Modern, Post-War and Contemporary Art
Live Auction, 20 May 2019
Evening Sale
Incl. Buyer's Premium & VAT
About this Item
Notes
The shorelines of the Cape Peninsula figure strongly in Simon’s Town-born Peter Clarke’s irrefutable work. The artist’s earliest gouaches and watercolours from the mid-1940s include various descriptions of False Bay and Misty Cliffs. In 1952 he produced a vivid series of drawings of black beachgoers at Kalk Bay, which along with Strandfontein, being nearer the harbour, were informally designated for black users – nearby Muizenberg and St James were frequented by white beachgoers. By the late 1960s, when this lot was produced, the implementation of ‘petty apartheid’ had legally enshrined these privileges.
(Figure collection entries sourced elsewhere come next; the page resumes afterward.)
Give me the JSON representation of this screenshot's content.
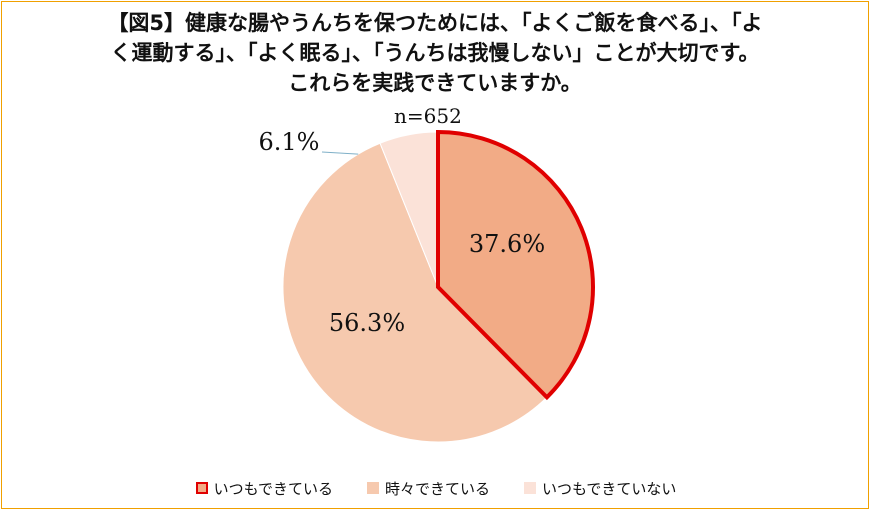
{
  "title_lines": [
    "【図5】健康な腸やうんちを保つためには、「よくご飯を食べる」、「よ",
    "く運動する」、「よく眠る」、「うんちは我慢しない」ことが大切です。",
    "これらを実践できていますか。"
  ],
  "n_label": "n=652",
  "colors": {
    "frame": "#f0a000",
    "highlight_border": "#e00000",
    "slice_1": "#f2ab86",
    "slice_2": "#f6c9ae",
    "slice_3": "#fbe2d8"
  },
  "chart_data": {
    "type": "pie",
    "start_angle_deg": 0,
    "direction": "clockwise",
    "slices": [
      {
        "label": "いつもできている",
        "value": 37.6,
        "display": "37.6%",
        "color": "#f2ab86",
        "highlight": true
      },
      {
        "label": "時々できている",
        "value": 56.3,
        "display": "56.3%",
        "color": "#f6c9ae",
        "highlight": false
      },
      {
        "label": "いつもできていない",
        "value": 6.1,
        "display": "6.1%",
        "color": "#fbe2d8",
        "highlight": false
      }
    ],
    "legend_position": "bottom"
  }
}
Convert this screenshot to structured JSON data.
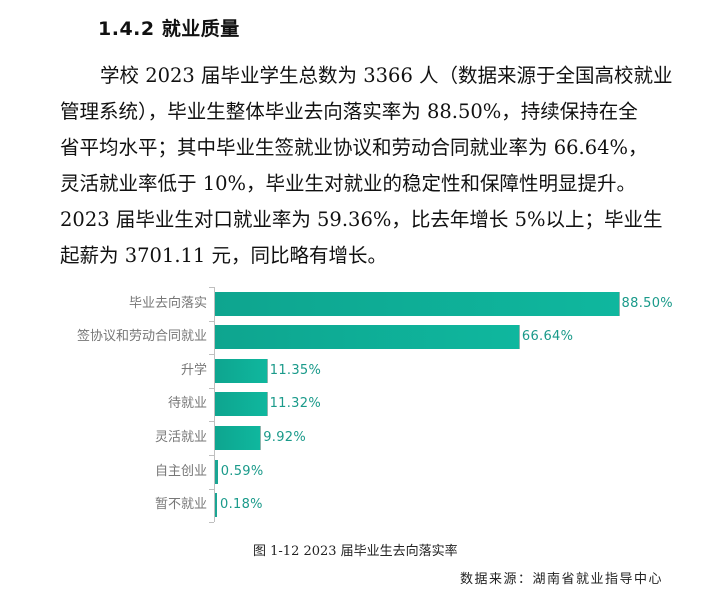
{
  "heading": "1.4.2  就业质量",
  "paragraph": {
    "lines": [
      "学校 2023 届毕业学生总数为 3366 人（数据来源于全国高校就业",
      "管理系统），毕业生整体毕业去向落实率为  88.50%，持续保持在全",
      "省平均水平；其中毕业生签就业协议和劳动合同就业率为  66.64%，",
      "灵活就业率低于  10%，毕业生对就业的稳定性和保障性明显提升。",
      "2023  届毕业生对口就业率为  59.36%，比去年增长  5%以上；毕业生",
      "起薪为 3701.11 元，同比略有增长。"
    ]
  },
  "chart_data": {
    "type": "bar",
    "orientation": "horizontal",
    "title": "图 1-12  2023 届毕业生去向落实率",
    "xlabel": "",
    "ylabel": "",
    "categories": [
      "毕业去向落实",
      "签协议和劳动合同就业",
      "升学",
      "待就业",
      "灵活就业",
      "自主创业",
      "暂不就业"
    ],
    "values": [
      88.5,
      66.64,
      11.35,
      11.32,
      9.92,
      0.59,
      0.18
    ],
    "labels": [
      "88.50%",
      "66.64%",
      "11.35%",
      "11.32%",
      "9.92%",
      "0.59%",
      "0.18%"
    ],
    "unit": "%",
    "xlim": [
      0,
      100
    ],
    "grid": false,
    "legend": false,
    "bar_color": "#0fb09a",
    "label_color": "#1a9a8a",
    "category_color": "#777777"
  },
  "caption": "图 1-12  2023 届毕业生去向落实率",
  "source": "数据来源：湖南省就业指导中心"
}
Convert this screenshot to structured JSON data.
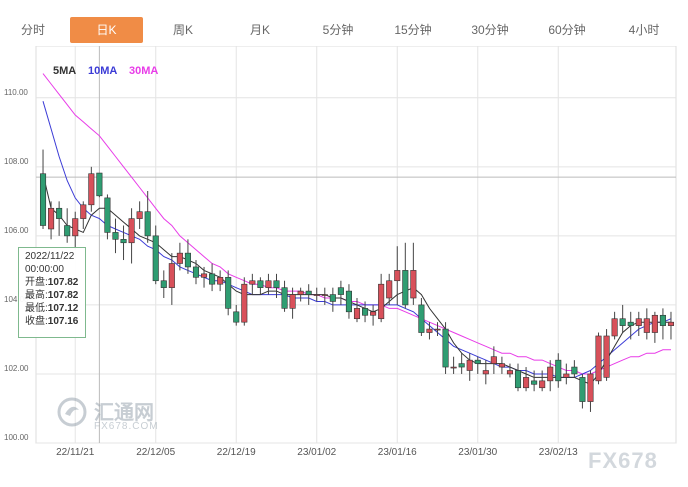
{
  "tabs": [
    {
      "label": "分时",
      "active": false
    },
    {
      "label": "日K",
      "active": true
    },
    {
      "label": "周K",
      "active": false
    },
    {
      "label": "月K",
      "active": false
    },
    {
      "label": "5分钟",
      "active": false
    },
    {
      "label": "15分钟",
      "active": false
    },
    {
      "label": "30分钟",
      "active": false
    },
    {
      "label": "60分钟",
      "active": false
    },
    {
      "label": "4小时",
      "active": false
    }
  ],
  "legend": {
    "ma5": "5MA",
    "ma10": "10MA",
    "ma30": "30MA"
  },
  "tooltip": {
    "date": "2022/11/22",
    "time": "00:00:00",
    "open_label": "开盘:",
    "open": "107.82",
    "high_label": "最高:",
    "high": "107.82",
    "low_label": "最低:",
    "low": "107.12",
    "close_label": "收盘:",
    "close": "107.16"
  },
  "watermark": {
    "cn": "汇通网",
    "en": "FX678.COM"
  },
  "brand": "FX678",
  "colors": {
    "up": "#d8505a",
    "down": "#2f9d72",
    "ma5": "#333333",
    "ma10": "#3b3bd6",
    "ma30": "#e83ce8",
    "grid": "#e4e4e4"
  },
  "chart_data": {
    "type": "candlestick",
    "ylim": [
      100,
      111.5
    ],
    "y_ticks": [
      "100.00",
      "102.00",
      "104.00",
      "106.00",
      "108.00",
      "110.00"
    ],
    "x_tick_labels": [
      "22/11/21",
      "22/12/05",
      "22/12/19",
      "23/01/02",
      "23/01/16",
      "23/01/30",
      "23/02/13"
    ],
    "x_tick_index": [
      4,
      14,
      24,
      34,
      44,
      54,
      64
    ],
    "reference_line": 107.7,
    "candles": [
      [
        107.8,
        106.3,
        108.5,
        106.2
      ],
      [
        106.2,
        106.8,
        107.0,
        105.9
      ],
      [
        106.8,
        106.5,
        107.0,
        106.0
      ],
      [
        106.3,
        106.0,
        106.8,
        105.8
      ],
      [
        106.0,
        106.5,
        106.7,
        105.6
      ],
      [
        106.5,
        106.9,
        107.0,
        106.2
      ],
      [
        106.9,
        107.8,
        108.0,
        106.7
      ],
      [
        107.82,
        107.16,
        107.82,
        107.12
      ],
      [
        107.1,
        106.1,
        107.2,
        105.9
      ],
      [
        106.1,
        105.9,
        106.5,
        105.5
      ],
      [
        105.9,
        105.8,
        106.3,
        105.3
      ],
      [
        105.8,
        106.5,
        106.8,
        105.2
      ],
      [
        106.5,
        106.7,
        107.0,
        106.2
      ],
      [
        106.7,
        106.0,
        107.3,
        105.8
      ],
      [
        106.0,
        104.7,
        106.3,
        104.6
      ],
      [
        104.7,
        104.5,
        105.0,
        104.2
      ],
      [
        104.5,
        105.2,
        105.5,
        104.0
      ],
      [
        105.2,
        105.5,
        105.8,
        105.0
      ],
      [
        105.5,
        105.1,
        105.9,
        104.9
      ],
      [
        105.1,
        104.8,
        105.3,
        104.6
      ],
      [
        104.8,
        104.9,
        105.1,
        104.5
      ],
      [
        104.9,
        104.6,
        105.2,
        104.4
      ],
      [
        104.6,
        104.8,
        105.0,
        104.4
      ],
      [
        104.8,
        103.9,
        105.0,
        103.7
      ],
      [
        103.8,
        103.5,
        104.0,
        103.4
      ],
      [
        103.5,
        104.6,
        104.8,
        103.4
      ],
      [
        104.6,
        104.7,
        104.9,
        104.3
      ],
      [
        104.7,
        104.5,
        104.8,
        104.3
      ],
      [
        104.5,
        104.7,
        104.9,
        104.3
      ],
      [
        104.7,
        104.5,
        104.9,
        104.2
      ],
      [
        104.5,
        103.9,
        104.7,
        103.8
      ],
      [
        103.9,
        104.3,
        104.5,
        103.6
      ],
      [
        104.3,
        104.4,
        104.5,
        104.1
      ],
      [
        104.4,
        104.3,
        104.6,
        104.0
      ],
      [
        104.3,
        104.3,
        104.5,
        104.1
      ],
      [
        104.3,
        104.3,
        104.5,
        104.0
      ],
      [
        104.3,
        104.1,
        104.5,
        103.8
      ],
      [
        104.5,
        104.3,
        104.7,
        104.0
      ],
      [
        104.4,
        103.8,
        104.6,
        103.6
      ],
      [
        103.6,
        103.9,
        104.2,
        103.5
      ],
      [
        103.9,
        103.7,
        104.1,
        103.5
      ],
      [
        103.7,
        103.8,
        104.0,
        103.4
      ],
      [
        103.6,
        104.6,
        104.9,
        103.5
      ],
      [
        104.2,
        104.7,
        104.9,
        104.0
      ],
      [
        104.7,
        105.0,
        105.7,
        104.0
      ],
      [
        105.0,
        104.0,
        105.8,
        103.9
      ],
      [
        104.2,
        105.0,
        105.8,
        104.0
      ],
      [
        104.0,
        103.2,
        104.2,
        103.1
      ],
      [
        103.2,
        103.3,
        103.5,
        103.0
      ],
      [
        103.3,
        103.3,
        103.5,
        103.1
      ],
      [
        103.3,
        102.2,
        103.5,
        102.0
      ],
      [
        102.2,
        102.2,
        102.5,
        102.0
      ],
      [
        102.3,
        102.2,
        102.6,
        102.0
      ],
      [
        102.1,
        102.4,
        102.6,
        101.8
      ],
      [
        102.4,
        102.3,
        102.5,
        102.0
      ],
      [
        102.0,
        102.1,
        102.4,
        101.7
      ],
      [
        102.3,
        102.5,
        102.8,
        102.0
      ],
      [
        102.2,
        102.3,
        102.5,
        102.0
      ],
      [
        102.0,
        102.1,
        102.3,
        101.9
      ],
      [
        102.1,
        101.6,
        102.3,
        101.5
      ],
      [
        101.6,
        101.9,
        102.2,
        101.5
      ],
      [
        101.8,
        101.7,
        102.1,
        101.5
      ],
      [
        101.6,
        101.8,
        102.1,
        101.5
      ],
      [
        101.8,
        102.2,
        102.4,
        101.5
      ],
      [
        102.4,
        101.8,
        102.6,
        101.6
      ],
      [
        101.9,
        102.0,
        102.3,
        101.7
      ],
      [
        102.2,
        102.0,
        102.4,
        101.9
      ],
      [
        101.9,
        101.2,
        102.0,
        101.0
      ],
      [
        101.2,
        102.0,
        102.1,
        100.9
      ],
      [
        101.8,
        103.1,
        103.2,
        101.7
      ],
      [
        101.9,
        103.1,
        103.3,
        101.8
      ],
      [
        103.1,
        103.6,
        103.8,
        103.0
      ],
      [
        103.6,
        103.4,
        104.0,
        103.2
      ],
      [
        103.5,
        103.4,
        103.8,
        103.0
      ],
      [
        103.4,
        103.6,
        103.8,
        103.1
      ],
      [
        103.2,
        103.6,
        103.9,
        103.0
      ],
      [
        103.2,
        103.7,
        103.8,
        102.9
      ],
      [
        103.7,
        103.4,
        103.9,
        103.0
      ],
      [
        103.4,
        103.5,
        103.8,
        103.0
      ]
    ],
    "ma5": [
      107.8,
      106.8,
      106.6,
      106.3,
      106.2,
      106.1,
      106.6,
      106.8,
      106.8,
      106.6,
      106.4,
      106.2,
      106.0,
      105.9,
      105.8,
      105.6,
      105.4,
      105.4,
      105.3,
      105.2,
      105.0,
      104.9,
      104.8,
      104.6,
      104.4,
      104.3,
      104.3,
      104.3,
      104.4,
      104.4,
      104.3,
      104.3,
      104.3,
      104.3,
      104.3,
      104.3,
      104.2,
      104.2,
      104.1,
      104.0,
      103.9,
      103.8,
      103.9,
      104.1,
      104.3,
      104.4,
      104.5,
      104.3,
      103.9,
      103.6,
      103.3,
      102.9,
      102.6,
      102.4,
      102.3,
      102.3,
      102.3,
      102.3,
      102.2,
      102.1,
      102.0,
      101.9,
      101.9,
      101.9,
      101.9,
      101.9,
      101.9,
      101.8,
      101.7,
      102.0,
      102.4,
      102.8,
      103.2,
      103.4,
      103.5,
      103.5,
      103.5,
      103.5,
      103.5
    ],
    "ma10": [
      109.9,
      109.1,
      108.3,
      107.6,
      107.1,
      106.8,
      106.6,
      106.5,
      106.3,
      106.2,
      106.1,
      106.0,
      105.9,
      105.7,
      105.6,
      105.4,
      105.3,
      105.1,
      105.0,
      104.9,
      104.8,
      104.7,
      104.7,
      104.6,
      104.5,
      104.4,
      104.3,
      104.3,
      104.3,
      104.3,
      104.3,
      104.2,
      104.2,
      104.2,
      104.1,
      104.1,
      104.0,
      104.0,
      104.0,
      104.0,
      104.0,
      104.0,
      104.0,
      104.0,
      104.0,
      103.9,
      103.8,
      103.6,
      103.4,
      103.2,
      103.0,
      102.8,
      102.7,
      102.6,
      102.5,
      102.4,
      102.3,
      102.2,
      102.2,
      102.1,
      102.1,
      102.0,
      102.0,
      102.0,
      101.9,
      101.9,
      101.9,
      102.0,
      102.1,
      102.3,
      102.5,
      102.7,
      102.9,
      103.1,
      103.3,
      103.4,
      103.5,
      103.5,
      103.6
    ],
    "ma30": [
      110.7,
      110.4,
      110.1,
      109.8,
      109.5,
      109.3,
      109.1,
      108.9,
      108.6,
      108.3,
      108.0,
      107.7,
      107.4,
      107.1,
      106.8,
      106.5,
      106.3,
      106.0,
      105.8,
      105.6,
      105.4,
      105.2,
      105.1,
      104.9,
      104.8,
      104.7,
      104.6,
      104.6,
      104.5,
      104.5,
      104.4,
      104.4,
      104.4,
      104.3,
      104.3,
      104.2,
      104.2,
      104.2,
      104.1,
      104.1,
      104.0,
      104.0,
      104.0,
      103.9,
      103.9,
      103.8,
      103.7,
      103.6,
      103.5,
      103.4,
      103.3,
      103.2,
      103.1,
      103.0,
      102.9,
      102.8,
      102.7,
      102.6,
      102.6,
      102.5,
      102.5,
      102.4,
      102.4,
      102.3,
      102.2,
      102.1,
      102.1,
      102.0,
      102.0,
      102.1,
      102.2,
      102.3,
      102.4,
      102.5,
      102.5,
      102.6,
      102.6,
      102.7,
      102.7
    ]
  }
}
This wistful study of four bathers at Sandy Bay, while evocative of Paul Cézanne’s gregarious studies of naked male bathers from 1897 to 1898, can be read as a statement of gentle defiance, of seeking – and finding – provisional pleasure in the face of the throttling reality of segregation. The scene is not imagined: Clarke and his friends would often seek out remote beaches where they would not be harassed on account of their skin colour, including Sandy Bay.
Provenance
Stephan Welz & Co, Cape Town, 18 October 2016, Lot 520.